Ama tam bu noktada, klasikleşmiş bir itiraz gelir: 

-Bu onların özel hayatı, kimse karışamaz. 

-Özel hayat dört duvar arasında olur. Bazılarının yaptıkları düpedüz genel hayat. Sıra dışı yönelimlerini toplumda sergilemesinler. 

-Nedenmiş? Başkasına zarar vermemek kaydıyla herkes her yaptığında hürdür. Size ne? 

-Peki neden çöp evlerde oturan şizofreni hastalarını zorla tedavi ediyorlar? 

-Ama onlar komşularını tedirgin ediyorlar. 

-İnsanlar da sıra dışı cinsel yönelimlerin sergilenmesinden, çocuklarına kötü örnek olacağı için rahatsız oluyorlar. 

-Öyleyse çocuklarını buna göre eğitsinler.


Burada tartışma biter. Zira son cümle çok da haksız değildir ve asıl üzerimize düşen de odur, hele günümüzde. O zaman çocuklarımız için neler yapabileceğimize bakalım. Zira çoğu problemde olduğu gibi bu konuda da son ana kadar, "bize bir şey olmaz" deyip başımızı kuma sokma alışkanlığımız var. Ama eşcinsellik uzaylılarda değil, sizin-bizim çocuklarımızda oluyor. Yumurta kapıya gelmeden tedbir almak zorundayız. O yüzden tavsiye ediyorum ki: 


1- Bu tür hassas konuları yok farz etmeyin ama, kaşınmayan yeri de kaşımayın. Uyanık bir sessizlik ve dengeli müdahaleler gerek. 
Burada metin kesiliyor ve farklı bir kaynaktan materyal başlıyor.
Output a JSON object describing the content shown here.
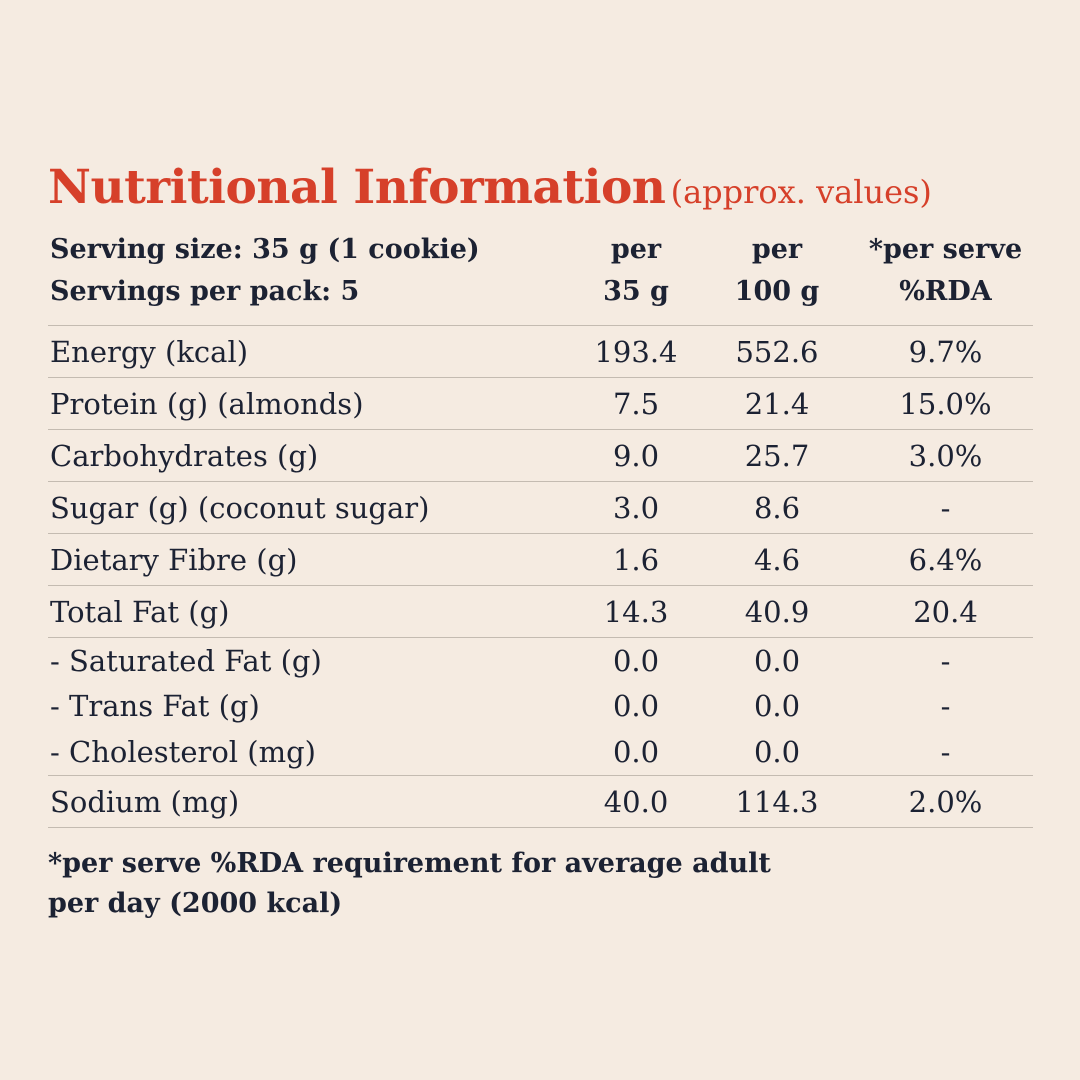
{
  "title": {
    "main": "Nutritional Information",
    "sub": "(approx. values)"
  },
  "header": {
    "serving_size": "Serving size: 35 g (1 cookie)",
    "servings_per_pack": "Servings per pack: 5",
    "col1_line1": "per",
    "col1_line2": "35 g",
    "col2_line1": "per",
    "col2_line2": "100 g",
    "col3_line1": "*per serve",
    "col3_line2": "%RDA"
  },
  "rows": [
    {
      "label": "Energy (kcal)",
      "per_serving": "193.4",
      "per_100g": "552.6",
      "rda": "9.7%"
    },
    {
      "label": "Protein (g) (almonds)",
      "per_serving": "7.5",
      "per_100g": "21.4",
      "rda": "15.0%"
    },
    {
      "label": "Carbohydrates (g)",
      "per_serving": "9.0",
      "per_100g": "25.7",
      "rda": "3.0%"
    },
    {
      "label": "Sugar (g) (coconut sugar)",
      "per_serving": "3.0",
      "per_100g": "8.6",
      "rda": "-"
    },
    {
      "label": "Dietary Fibre (g)",
      "per_serving": "1.6",
      "per_100g": "4.6",
      "rda": "6.4%"
    },
    {
      "label": "Total Fat (g)",
      "per_serving": "14.3",
      "per_100g": "40.9",
      "rda": "20.4"
    },
    {
      "label": "- Saturated Fat (g)",
      "per_serving": "0.0",
      "per_100g": "0.0",
      "rda": "-"
    },
    {
      "label": "- Trans Fat (g)",
      "per_serving": "0.0",
      "per_100g": "0.0",
      "rda": "-"
    },
    {
      "label": "- Cholesterol (mg)",
      "per_serving": "0.0",
      "per_100g": "0.0",
      "rda": "-"
    },
    {
      "label": "Sodium (mg)",
      "per_serving": "40.0",
      "per_100g": "114.3",
      "rda": "2.0%"
    }
  ],
  "footnote": {
    "line1": "*per serve %RDA requirement for average adult",
    "line2": "per day (2000 kcal)"
  },
  "colors": {
    "background": "#f5ebe1",
    "accent": "#d6402a",
    "text": "#1c2233",
    "rule": "#c4bbb1"
  }
}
2- Küçük yaşlardan itibaren giyim, oyuncak gibi konularda cinsel kimliğin oturmasına yardım edecek yönlendirmeler yapın; cinsiyete göre giydirmek, uygun oyuncaklar almak gibi. 


3- Normal gelişim seyrinde çocuk belli dönemlerde cinselliği çok merak eder. Merak ettiği konularda onu doğru bilgilendirmek gerekir. Bu konularda çekinip utanmayın. Ve asla unutmayın: Çocuklar öğrenmeye hazır olmadıkları konuları zaten sormazlar. Bir şeyi soruyorlarsa, mutlaka usulünce cevap vermeniz gerekir. 


4- Özellikle ergenlik çağında gençlerin kendi cinsinden olan ebeveynle daha fazla vakit geçirip paylaşım içinde olmaları şarttır. "Hanım sen ilgilen, ben çok yorgunum" hastalığına yakalanmış babaların kulakları çınlasın. 


5- Aşırı tepkiler ve açıklamasız yasaklar, merakı artırır sadece. Konuşmasanız ve konuşturmasanız bile, gencin aklındaki soru işaretleri artarak devam eder. Konuşturun ve sadece anlamaya çalışın, yargılamaya değil.


6- Aile içinde erkeğin hakim ve saygın konumunun korunması gerek. Aksine, evde kadın bariz biçimde baskın, erkek de pasif ise (ki neredeyse ahir-zaman alametidir), erkek çocuk için kadın figürü imrenilecek bir konuma gelebilir.